Using data from the World Values Survey, the post reported how many Catholic attend Mass on at least a weekly basis. The very highest rate in the world was for Nigeria, where 94% of Catholics reported going to Mass at least once a week. The next highest rate was for Kenya where 73% of Catholics said they went to Mass at least weekly. The world’s most populous Catholic country, Brazil, fell at the bottom of the list, with only eight percent of Brazilian Catholic saying they went to Mass on at least a weekly basis.
It is difficult to conduct surveys in areas with high political instability and poverty, and that the World Values Survey did not reach many nations in Africa. There is only data available on Mass attendance for Nigeria and Kenya, though both countries - which are situated on opposite coasts of the continent - occupy the highest two slots in the rankings.

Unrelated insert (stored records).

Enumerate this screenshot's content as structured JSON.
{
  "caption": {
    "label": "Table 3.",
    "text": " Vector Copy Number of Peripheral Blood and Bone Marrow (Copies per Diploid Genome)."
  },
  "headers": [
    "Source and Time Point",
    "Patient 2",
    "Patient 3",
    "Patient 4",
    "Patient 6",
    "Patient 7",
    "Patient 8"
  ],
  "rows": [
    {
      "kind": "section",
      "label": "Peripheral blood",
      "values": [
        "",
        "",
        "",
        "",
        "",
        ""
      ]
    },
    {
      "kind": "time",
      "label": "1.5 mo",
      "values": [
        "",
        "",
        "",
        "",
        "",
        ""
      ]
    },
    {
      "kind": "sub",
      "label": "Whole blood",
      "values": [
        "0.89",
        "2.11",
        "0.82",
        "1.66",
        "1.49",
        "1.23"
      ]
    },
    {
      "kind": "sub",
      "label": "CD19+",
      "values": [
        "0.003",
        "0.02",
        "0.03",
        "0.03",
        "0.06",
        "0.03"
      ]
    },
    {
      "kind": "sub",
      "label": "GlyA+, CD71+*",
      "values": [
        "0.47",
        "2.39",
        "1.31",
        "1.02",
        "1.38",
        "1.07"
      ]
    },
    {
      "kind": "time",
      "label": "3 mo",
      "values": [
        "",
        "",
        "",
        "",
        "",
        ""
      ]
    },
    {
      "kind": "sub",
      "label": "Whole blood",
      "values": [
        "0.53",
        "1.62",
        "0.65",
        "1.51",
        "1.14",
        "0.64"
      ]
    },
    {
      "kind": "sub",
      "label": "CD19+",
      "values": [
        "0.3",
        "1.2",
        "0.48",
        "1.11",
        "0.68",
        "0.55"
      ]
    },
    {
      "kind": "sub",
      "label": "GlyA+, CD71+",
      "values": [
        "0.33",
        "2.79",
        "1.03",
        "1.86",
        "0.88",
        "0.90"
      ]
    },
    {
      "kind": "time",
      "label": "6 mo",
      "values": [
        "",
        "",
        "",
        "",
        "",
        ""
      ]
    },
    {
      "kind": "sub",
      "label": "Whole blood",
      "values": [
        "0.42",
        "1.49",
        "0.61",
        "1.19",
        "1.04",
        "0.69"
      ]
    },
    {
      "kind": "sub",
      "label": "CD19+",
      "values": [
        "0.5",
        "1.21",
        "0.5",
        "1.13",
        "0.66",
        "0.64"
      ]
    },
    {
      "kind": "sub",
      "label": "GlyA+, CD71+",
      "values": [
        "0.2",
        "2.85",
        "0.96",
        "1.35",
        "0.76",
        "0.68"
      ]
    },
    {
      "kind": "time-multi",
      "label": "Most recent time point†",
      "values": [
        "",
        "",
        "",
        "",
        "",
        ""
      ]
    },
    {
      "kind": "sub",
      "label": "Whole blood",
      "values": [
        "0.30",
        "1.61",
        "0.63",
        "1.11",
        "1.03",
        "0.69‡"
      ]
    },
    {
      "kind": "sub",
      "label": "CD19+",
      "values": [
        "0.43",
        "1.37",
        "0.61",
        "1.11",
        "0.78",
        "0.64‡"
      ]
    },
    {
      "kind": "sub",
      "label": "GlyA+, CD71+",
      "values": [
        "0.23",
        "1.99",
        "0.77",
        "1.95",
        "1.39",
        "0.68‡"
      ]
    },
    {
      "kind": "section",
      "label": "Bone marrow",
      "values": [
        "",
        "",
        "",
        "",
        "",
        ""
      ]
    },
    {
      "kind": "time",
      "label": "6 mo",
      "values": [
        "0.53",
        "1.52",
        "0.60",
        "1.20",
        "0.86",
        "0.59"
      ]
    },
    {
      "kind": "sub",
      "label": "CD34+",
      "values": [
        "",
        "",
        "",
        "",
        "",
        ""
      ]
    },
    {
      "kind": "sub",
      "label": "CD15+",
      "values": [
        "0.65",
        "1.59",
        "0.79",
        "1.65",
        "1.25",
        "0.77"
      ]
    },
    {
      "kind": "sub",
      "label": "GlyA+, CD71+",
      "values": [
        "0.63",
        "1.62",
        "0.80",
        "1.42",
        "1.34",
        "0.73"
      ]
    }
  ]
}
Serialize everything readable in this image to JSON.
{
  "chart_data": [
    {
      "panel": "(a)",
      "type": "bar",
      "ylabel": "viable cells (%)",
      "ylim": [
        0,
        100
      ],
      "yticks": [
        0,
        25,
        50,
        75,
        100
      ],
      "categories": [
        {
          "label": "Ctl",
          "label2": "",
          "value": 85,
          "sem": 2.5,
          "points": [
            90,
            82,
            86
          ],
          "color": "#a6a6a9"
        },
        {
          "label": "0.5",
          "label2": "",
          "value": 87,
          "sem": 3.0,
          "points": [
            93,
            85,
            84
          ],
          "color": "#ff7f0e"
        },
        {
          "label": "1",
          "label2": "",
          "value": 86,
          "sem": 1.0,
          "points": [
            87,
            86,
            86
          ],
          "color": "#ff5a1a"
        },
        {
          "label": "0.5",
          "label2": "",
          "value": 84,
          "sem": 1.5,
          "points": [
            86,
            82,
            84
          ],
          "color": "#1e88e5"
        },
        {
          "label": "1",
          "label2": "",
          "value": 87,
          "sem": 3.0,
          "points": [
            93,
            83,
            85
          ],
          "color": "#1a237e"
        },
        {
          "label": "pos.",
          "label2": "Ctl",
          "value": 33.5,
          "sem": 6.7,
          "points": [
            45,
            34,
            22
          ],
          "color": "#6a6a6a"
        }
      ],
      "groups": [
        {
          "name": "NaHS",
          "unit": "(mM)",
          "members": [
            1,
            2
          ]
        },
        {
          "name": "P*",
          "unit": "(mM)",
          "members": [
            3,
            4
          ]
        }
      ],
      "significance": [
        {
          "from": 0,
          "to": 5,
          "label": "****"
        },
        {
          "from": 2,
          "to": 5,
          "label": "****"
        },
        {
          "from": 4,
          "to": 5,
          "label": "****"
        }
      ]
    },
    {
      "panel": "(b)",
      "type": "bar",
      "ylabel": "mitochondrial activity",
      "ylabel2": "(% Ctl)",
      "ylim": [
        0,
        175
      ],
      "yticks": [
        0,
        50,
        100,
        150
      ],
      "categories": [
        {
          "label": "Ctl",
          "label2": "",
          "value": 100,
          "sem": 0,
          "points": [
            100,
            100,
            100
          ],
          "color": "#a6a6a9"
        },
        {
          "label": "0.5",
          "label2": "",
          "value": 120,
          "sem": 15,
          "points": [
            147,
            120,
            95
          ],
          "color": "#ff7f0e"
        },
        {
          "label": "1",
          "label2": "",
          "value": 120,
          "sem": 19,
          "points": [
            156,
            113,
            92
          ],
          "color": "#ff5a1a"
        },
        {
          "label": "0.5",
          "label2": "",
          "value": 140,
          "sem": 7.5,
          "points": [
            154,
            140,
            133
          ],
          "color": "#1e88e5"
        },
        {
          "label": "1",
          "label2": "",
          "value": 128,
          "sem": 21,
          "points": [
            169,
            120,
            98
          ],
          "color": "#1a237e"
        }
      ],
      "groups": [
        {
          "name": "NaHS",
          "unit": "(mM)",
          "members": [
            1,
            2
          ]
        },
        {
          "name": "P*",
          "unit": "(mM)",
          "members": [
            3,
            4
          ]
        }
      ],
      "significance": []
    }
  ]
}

But if an analysis assumes that the Democratic Republic of Congo has a Mass attendance rate between Nigeria’s and Kenya’s, the DRC would have the third highest number of Mass-going Catholics in the world, behind only Mexico and the Philippines. Using that assumption about the DRC, the fourth largest Catholic country in terms of Mass-goers would be Nigeria, followed by Colombia in fifth place.
*DRC Mass-attendance rates are estimates.
A global center of vocations
In the past decade, Africa has overtaken Europe as the largest source of priestly ordinations in the world. In 2019 there were 1600 diocesan priests ordained in Africa compared to only 1306 in Europe.
The DRC was responsible for 133 of those 1600 priestly ordinations, second to Nigeria, which ordained a staggering 410 priests that year.
In 2019, the DRC ordained more priests than any European country except Italy (317) and Poland (298).
No European country ordained more priests than Nigeria. The only two countries in the world which ordained more priests in 2019 than Nigeria were the United States and India, both of which ordained 415, just five more than Nigeria.
Even as they struggle with issues of poverty and political instability, countries across Africa see an extremely high level of Mass attendance and vocations. It may take time for numbers relating to Church leadership to catch up to the number of Mass-goers and ordinations.
As of January 2023, Europe has 3.4 times as many voting cardinals as Africa, even while it ordains fewer priests, and sees fewer Catholics at Mass each week. But if the numbers continue as they are now, surely that will shift in the coming years.
Africa is becoming, even more so than in the days of St. Clement of Alexandria and St. Augustine of Hippo, the center of gravity of the Church.